Wednesday, March 17, 2021

They stood by

In his September 2020 debate with Joe Biden, Trump told the Proud Boys to "stand back and stand by." They did just that. When he called for a crowd to march on the Capitol on January 6, the Proud Boys led the way.
F.B.I. agents have arrested two organizers for the Proud Boys in Philadelphia and North Carolina, and prosecutors filed new charges against two other prominent members of the far-right group in Florida and Washington State as federal authorities continued their crackdown on its leadership ranks, three law enforcement officials said on Wednesday.

With the new conspiracy indictment, prosecutors have now brought charges against a total of 13 people identified in court papers as members of the Proud Boys. Federal investigators have described the group, which appeared in force in Washington on Jan. 6, as one of the chief instigators of the riot at the Capitol that left five people dead, including a Capitol Police officer.

In the indictment, prosecutors accused Charles Donohoe, a Proud Boys leader from North Carolina, and Zach Rehl, the president of the group’s chapter in Philadelphia, of conspiring to interfere with law enforcement officers at the Capitol and obstruct the certification of President Biden’s electoral victory. Two other high-ranking Proud Boys who were already facing similar charges — Ethan Nordean of Auburn, Wash., and Joseph Biggs of Ormond Beach, Fla. — were also implicated as part of the conspiracy.

  NYT
Also...


More Proud Boys members arrested in the case:  William Chrestman, Louis Enrique Colon and Christopher Kuehne, taken into custody near Kansas City, Missouri, and Cory and Felicia Konold, brother and sister, arrested in Arizona,


UPDATE:
At least 19 leaders, members or associates of the neo-fascist Proud Boys have been charged in federal court with offenses related to the 6 January riot, which resulted in five deaths.

The latest indictment suggests the Proud Boys deployed a much larger contingent in Washington, with more than 60 users “participating in” an encrypted messaging channel for group members created a day before.
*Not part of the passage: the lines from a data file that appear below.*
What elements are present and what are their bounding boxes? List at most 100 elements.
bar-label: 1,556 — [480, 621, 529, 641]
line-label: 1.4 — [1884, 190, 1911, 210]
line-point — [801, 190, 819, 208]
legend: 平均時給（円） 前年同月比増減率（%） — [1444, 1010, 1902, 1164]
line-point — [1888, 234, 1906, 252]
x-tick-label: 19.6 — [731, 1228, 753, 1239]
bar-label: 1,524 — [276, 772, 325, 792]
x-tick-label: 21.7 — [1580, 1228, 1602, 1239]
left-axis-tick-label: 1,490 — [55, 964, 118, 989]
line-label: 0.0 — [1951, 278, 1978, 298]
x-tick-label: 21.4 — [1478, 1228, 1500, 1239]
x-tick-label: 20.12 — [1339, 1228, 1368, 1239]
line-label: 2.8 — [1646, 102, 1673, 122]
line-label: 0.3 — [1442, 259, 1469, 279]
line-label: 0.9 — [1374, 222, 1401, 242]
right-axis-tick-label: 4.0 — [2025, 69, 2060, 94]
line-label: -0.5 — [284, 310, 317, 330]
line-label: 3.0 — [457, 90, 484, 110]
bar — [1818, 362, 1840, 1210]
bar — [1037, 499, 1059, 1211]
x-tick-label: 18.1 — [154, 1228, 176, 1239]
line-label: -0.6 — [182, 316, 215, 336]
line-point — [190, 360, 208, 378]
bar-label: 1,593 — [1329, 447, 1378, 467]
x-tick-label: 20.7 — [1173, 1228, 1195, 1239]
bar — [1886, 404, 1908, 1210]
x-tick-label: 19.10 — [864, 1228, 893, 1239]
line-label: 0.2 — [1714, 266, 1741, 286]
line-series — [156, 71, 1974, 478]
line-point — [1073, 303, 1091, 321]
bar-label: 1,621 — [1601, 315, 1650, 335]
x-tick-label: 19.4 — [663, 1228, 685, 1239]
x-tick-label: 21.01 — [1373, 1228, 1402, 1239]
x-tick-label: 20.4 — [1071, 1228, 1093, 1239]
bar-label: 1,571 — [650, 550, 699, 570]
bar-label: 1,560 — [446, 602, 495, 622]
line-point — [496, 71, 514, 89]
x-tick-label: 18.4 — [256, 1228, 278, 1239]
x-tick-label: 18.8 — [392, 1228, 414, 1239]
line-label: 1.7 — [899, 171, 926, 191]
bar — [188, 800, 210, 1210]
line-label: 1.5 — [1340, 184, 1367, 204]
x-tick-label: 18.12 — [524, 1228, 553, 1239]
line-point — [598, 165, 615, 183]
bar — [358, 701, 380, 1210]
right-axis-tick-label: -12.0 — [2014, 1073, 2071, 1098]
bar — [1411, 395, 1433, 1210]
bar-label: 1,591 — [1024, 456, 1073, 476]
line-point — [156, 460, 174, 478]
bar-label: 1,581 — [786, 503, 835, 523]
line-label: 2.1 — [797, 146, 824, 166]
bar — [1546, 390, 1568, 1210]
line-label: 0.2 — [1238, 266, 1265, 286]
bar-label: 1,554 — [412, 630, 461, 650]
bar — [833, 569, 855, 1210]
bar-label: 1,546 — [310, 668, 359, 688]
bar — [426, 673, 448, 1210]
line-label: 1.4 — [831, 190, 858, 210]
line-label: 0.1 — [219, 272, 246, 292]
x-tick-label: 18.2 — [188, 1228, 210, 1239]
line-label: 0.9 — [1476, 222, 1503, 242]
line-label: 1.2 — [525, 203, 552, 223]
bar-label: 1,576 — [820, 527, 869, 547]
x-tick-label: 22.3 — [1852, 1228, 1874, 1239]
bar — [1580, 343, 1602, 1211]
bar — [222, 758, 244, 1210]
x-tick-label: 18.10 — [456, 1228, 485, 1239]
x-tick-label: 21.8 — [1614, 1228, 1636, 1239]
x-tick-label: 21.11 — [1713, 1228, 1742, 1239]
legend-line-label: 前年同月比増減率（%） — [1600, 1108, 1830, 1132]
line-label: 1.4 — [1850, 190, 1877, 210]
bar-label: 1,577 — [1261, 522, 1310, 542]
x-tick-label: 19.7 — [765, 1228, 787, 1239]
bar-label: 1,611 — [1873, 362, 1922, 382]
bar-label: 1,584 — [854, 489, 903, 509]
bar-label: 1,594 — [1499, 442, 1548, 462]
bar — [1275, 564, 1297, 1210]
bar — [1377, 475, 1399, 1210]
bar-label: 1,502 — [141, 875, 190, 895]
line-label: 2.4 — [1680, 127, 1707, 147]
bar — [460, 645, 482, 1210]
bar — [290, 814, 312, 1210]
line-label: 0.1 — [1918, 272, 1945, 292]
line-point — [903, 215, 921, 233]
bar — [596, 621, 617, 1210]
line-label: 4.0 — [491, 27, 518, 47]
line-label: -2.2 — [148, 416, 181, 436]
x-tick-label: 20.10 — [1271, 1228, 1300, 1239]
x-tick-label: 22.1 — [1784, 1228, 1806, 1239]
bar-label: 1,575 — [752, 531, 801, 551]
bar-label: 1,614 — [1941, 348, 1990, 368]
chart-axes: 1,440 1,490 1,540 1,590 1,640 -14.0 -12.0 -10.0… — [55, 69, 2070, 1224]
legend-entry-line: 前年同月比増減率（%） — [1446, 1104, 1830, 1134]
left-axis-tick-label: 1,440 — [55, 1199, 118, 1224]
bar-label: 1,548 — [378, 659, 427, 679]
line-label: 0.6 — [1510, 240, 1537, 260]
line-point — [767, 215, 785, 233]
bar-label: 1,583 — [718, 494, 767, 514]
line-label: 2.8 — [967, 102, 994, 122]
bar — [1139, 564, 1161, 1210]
The Proud Boys abandoned an earlier channel and created the new Boots on the Ground channel after police arrested the group’s leader, Enrique Tarrio, in Washington. Tarrio was arrested on 4 January and charged with vandalizing a Black Lives Matter banner at a historic Black church during a protest in December. He was ordered to stay out of the District of Columbia.

[...]

All four defendants are charged with conspiring to impede certification of the electoral college vote. Other charges in the indictment include obstruction of an official proceeding, obstruction of law enforcement during civil disorder and disorderly conduct.